Journal of Securities Operations & Custody, 2018, vol. 10, issue 1, 38-44

Abstract: Due to differing data standards and protocols across jurisdictions, interpretation is key when it comes to implementing the regulatory directives formulated at the Pittsburgh G20 summit. The core principles of the G20 conclusions were meant to increase transparency and reduce counterparty risk around OTC Derivatives. However, data and processing fragmentation presents a huge challenge to effective compliance. This paper discusses the challenges of reporting cross asset trades, and analyses the difficulties that can occur due to multiple asset classes being in use, ‘unclean’ division between product silos, or taxonomies being difficult to map, all of which can result from bad communication due to lack of familiarity with reporting methodology or data being stored in different generations on different systems.

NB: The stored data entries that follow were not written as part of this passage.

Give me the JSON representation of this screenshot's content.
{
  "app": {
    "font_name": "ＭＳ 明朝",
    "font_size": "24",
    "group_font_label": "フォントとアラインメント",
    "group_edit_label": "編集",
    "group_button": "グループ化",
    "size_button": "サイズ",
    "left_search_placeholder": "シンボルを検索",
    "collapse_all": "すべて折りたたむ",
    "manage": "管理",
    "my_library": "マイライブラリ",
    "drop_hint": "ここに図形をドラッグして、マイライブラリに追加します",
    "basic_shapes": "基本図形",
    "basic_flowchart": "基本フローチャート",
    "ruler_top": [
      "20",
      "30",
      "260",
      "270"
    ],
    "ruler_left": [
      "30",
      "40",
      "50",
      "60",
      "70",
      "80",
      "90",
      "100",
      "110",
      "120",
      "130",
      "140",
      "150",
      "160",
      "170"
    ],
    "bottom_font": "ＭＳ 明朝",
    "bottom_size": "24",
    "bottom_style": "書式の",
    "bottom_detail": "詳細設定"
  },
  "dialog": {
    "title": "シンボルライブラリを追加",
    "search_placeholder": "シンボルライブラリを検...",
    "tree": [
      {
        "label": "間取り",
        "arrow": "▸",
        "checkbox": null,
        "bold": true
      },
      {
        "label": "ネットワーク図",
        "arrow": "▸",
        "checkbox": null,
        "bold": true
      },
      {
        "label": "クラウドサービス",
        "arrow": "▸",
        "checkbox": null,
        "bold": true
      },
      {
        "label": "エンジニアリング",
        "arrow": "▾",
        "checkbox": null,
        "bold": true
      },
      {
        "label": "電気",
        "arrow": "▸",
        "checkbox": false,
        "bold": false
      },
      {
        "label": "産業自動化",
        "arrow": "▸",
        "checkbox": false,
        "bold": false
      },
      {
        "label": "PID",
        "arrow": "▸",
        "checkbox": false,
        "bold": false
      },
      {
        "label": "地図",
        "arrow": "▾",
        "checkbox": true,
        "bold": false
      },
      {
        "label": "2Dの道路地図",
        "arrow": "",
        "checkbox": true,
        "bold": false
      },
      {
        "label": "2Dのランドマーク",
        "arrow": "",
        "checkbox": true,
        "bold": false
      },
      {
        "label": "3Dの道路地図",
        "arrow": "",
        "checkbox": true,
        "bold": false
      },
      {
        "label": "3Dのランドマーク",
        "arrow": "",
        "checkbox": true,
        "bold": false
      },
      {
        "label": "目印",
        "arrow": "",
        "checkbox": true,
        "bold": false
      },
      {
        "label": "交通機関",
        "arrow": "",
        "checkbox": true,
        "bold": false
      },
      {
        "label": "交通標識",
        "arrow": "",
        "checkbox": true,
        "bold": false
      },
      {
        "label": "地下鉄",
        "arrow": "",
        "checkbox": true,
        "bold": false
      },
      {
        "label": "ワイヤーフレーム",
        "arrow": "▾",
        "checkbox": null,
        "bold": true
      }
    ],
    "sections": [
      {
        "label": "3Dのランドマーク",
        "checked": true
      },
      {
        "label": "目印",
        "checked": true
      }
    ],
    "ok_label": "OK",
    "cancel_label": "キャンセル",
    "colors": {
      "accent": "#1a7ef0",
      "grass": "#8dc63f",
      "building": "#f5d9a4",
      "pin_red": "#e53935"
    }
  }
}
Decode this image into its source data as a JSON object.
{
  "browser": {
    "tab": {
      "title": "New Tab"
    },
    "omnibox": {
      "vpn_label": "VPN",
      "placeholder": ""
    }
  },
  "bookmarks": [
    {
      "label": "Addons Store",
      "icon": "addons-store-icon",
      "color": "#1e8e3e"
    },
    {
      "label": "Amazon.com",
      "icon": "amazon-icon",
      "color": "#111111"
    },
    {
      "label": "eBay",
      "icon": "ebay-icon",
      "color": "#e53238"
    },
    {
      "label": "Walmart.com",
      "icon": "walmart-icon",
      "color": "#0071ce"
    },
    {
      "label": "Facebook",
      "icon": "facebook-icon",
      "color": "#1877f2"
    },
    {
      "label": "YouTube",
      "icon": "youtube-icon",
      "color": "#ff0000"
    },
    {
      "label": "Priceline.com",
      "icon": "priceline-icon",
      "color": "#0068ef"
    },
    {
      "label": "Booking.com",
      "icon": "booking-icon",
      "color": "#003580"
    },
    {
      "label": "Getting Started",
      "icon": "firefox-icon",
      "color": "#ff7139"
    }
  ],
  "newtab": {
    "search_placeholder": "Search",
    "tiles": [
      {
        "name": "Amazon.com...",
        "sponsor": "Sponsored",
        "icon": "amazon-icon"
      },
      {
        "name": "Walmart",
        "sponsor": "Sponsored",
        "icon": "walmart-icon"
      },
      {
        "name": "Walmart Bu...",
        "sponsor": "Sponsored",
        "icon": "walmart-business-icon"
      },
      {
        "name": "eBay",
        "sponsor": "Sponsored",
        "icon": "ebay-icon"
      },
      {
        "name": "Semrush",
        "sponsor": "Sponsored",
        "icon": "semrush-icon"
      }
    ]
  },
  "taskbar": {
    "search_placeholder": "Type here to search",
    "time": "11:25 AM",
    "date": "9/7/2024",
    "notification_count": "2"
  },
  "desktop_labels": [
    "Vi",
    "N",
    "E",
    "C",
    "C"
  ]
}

The key is to face an on-going series of storms rather than a single ‘tsunami’ of regulation. Many are now realising that a more strategic approach must be taken, so the paper looks at the challenges around reporting cross asset trades. Front-ending challenges rather than cobbling together a solution in order to meet the deadlines can reap rewards in the long term, as can sourcing accurate and comprehensive data from your trading systems, mapping data to the regulatory format, and data enrichment to fill in gaps which stem from unclean data storage.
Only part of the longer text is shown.